Metal shrieked as the cabin tore free from the hull. Another plunge. A jerk and fall, followed by a rain of debris. Then silence, eerie in its completeness.
Alive enough to hurt, Jake hung face down in his straps, tasting blood and vomit in the back of his mouth. His head sang with pain.
Twisting about, he tried to look over at Peg. It was blacker hanging in the treetops than it had been in the morning air above—the crushed and deflated hull formed a silver canopy, blocking the light. Rain dripped in. Through a screen of pine boughs he saw the back of her inflated chair.
“Peg, are you there?”
“Where else would I be?
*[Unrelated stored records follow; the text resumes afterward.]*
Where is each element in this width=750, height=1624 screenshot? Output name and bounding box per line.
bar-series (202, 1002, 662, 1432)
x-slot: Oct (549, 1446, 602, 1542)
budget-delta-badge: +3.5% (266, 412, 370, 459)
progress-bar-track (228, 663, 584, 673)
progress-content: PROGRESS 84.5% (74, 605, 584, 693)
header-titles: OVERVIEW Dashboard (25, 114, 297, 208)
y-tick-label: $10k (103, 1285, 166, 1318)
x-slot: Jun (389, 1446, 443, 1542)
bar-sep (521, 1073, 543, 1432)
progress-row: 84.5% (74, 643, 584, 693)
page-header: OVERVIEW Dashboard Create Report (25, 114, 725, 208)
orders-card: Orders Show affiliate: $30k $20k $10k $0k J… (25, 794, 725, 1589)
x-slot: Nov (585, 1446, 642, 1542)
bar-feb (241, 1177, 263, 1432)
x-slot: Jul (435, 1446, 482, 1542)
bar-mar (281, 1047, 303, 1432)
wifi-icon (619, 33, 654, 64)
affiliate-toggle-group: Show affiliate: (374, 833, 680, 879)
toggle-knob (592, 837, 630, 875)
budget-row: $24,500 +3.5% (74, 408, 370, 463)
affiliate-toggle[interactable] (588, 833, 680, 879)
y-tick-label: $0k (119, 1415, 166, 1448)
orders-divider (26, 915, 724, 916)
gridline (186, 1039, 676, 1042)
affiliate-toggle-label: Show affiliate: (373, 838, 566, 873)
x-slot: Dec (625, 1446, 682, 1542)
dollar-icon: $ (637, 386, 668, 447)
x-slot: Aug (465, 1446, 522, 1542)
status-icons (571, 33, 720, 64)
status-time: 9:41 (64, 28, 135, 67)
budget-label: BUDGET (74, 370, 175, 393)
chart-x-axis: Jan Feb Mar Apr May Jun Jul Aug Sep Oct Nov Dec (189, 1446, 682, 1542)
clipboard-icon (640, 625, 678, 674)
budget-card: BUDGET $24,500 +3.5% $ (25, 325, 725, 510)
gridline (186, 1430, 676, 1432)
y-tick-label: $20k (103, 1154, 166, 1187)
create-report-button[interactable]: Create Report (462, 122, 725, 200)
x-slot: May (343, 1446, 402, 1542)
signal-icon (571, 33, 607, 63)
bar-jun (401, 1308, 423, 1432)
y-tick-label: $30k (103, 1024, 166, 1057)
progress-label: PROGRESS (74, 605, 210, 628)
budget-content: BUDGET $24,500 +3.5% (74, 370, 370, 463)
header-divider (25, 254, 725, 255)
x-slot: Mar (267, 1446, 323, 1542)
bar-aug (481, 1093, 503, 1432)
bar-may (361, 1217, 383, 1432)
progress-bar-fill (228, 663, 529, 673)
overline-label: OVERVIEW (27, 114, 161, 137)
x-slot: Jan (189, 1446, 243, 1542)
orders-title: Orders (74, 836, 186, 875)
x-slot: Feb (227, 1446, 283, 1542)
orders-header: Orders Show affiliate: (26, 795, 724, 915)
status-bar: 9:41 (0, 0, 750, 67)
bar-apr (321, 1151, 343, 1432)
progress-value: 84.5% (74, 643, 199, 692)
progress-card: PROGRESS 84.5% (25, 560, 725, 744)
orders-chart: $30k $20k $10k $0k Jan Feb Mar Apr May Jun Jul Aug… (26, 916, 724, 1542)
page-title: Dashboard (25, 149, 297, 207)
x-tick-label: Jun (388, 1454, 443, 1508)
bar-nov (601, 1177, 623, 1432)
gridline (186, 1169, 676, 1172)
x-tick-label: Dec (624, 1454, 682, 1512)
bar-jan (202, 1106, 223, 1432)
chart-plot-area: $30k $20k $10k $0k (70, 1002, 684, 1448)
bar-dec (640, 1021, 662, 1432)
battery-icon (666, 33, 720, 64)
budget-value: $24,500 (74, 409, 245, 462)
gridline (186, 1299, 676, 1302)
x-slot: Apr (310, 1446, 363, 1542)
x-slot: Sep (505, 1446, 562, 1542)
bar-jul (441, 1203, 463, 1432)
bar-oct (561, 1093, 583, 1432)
Was that it?”
“Was what it?”
“Are we going to fall some more?”
“Hell, I hope not!” A stupendous hunk of pine was thrust through the lounge into the chartroom; a meter more to port and it would have speared him on the way. It was thicker than Jake’s waist, unlikely to break.
“Good.” In a flurry of white limbs Peg unstrapped, dropping down to the rear bulkhead which had become a deck. She pushed aside the foliage. “What about you? Alive or dead?”
“Alive, I think.”
“Great.” She helped undo his straps. “How do you feel?”
“Like shit hammered through a
small hole.” The Mesozoic was still tumbling. Would his legs work? Apparently.
They knelt together on the bulkhead, feeling for breaks. First his limbs, then Peg’s. Then they felt each other’s bodies. Soon they were just feeling, then stroking and caressing. They kissed. His tongue still worked. “Sorry about the blood.”
“Oh, I don’t mind.” Peg had the Look. That same dreamy half-smile he’d seen by the campfire in Hell Creek.
Fumbling to get his pants down, Jake could barely believe they were finally going to fuck—in a shattered cabin, halfway up a tree.
She watched him strip, showing almost clinical interest. “You know, this is the wildest thing I have ever done.”
“Not nearly.” He kicked his pants off. “The wildest thing you ever did was to pat that tyrannosaur on the nose.”
She laughed. “The second wildest, anyway.”
“Wrong again. The second wildest was when you . . .” He pulled her to him. Seeing all those yoga positions had given him some great ideas.
“I mean I have never done anything like this before.”
“Never made love atop a sequoia after ramming into a mountain? It won’t be near so hard as it sounds.” He slid his hand between her legs. Peg felt as good as he’d imagined.
“No, I mean I have never made love. Not to a man.”
“Shit and damnation.” His hand stopped. How could an attractive twenty-six-year-old not have had heterosex? “Why didn’t you tell me?”
“I just did.” She shrugged bare shoulders. “It makes this, you know, essential.”
After sleeping half the night in a chair and caroming off a mountain, Jake was not sure how essential he could be. “Why didn’t your sex therapist take care of this when you were a teenager?” Virginity had been cured ages ago.
“Sex therapy bored me. All those lectures on the joy of procreation.”
“Right, I got the procreation lecture, too.” But it hadn’t discouraged Jake from having heterosex—not completely at least. “So why are you starting now?”
“Because we made it. This is the fucking Mesozoic.” She whacked her hand on his hip. “Besides, you saved my life. I owe you for that.”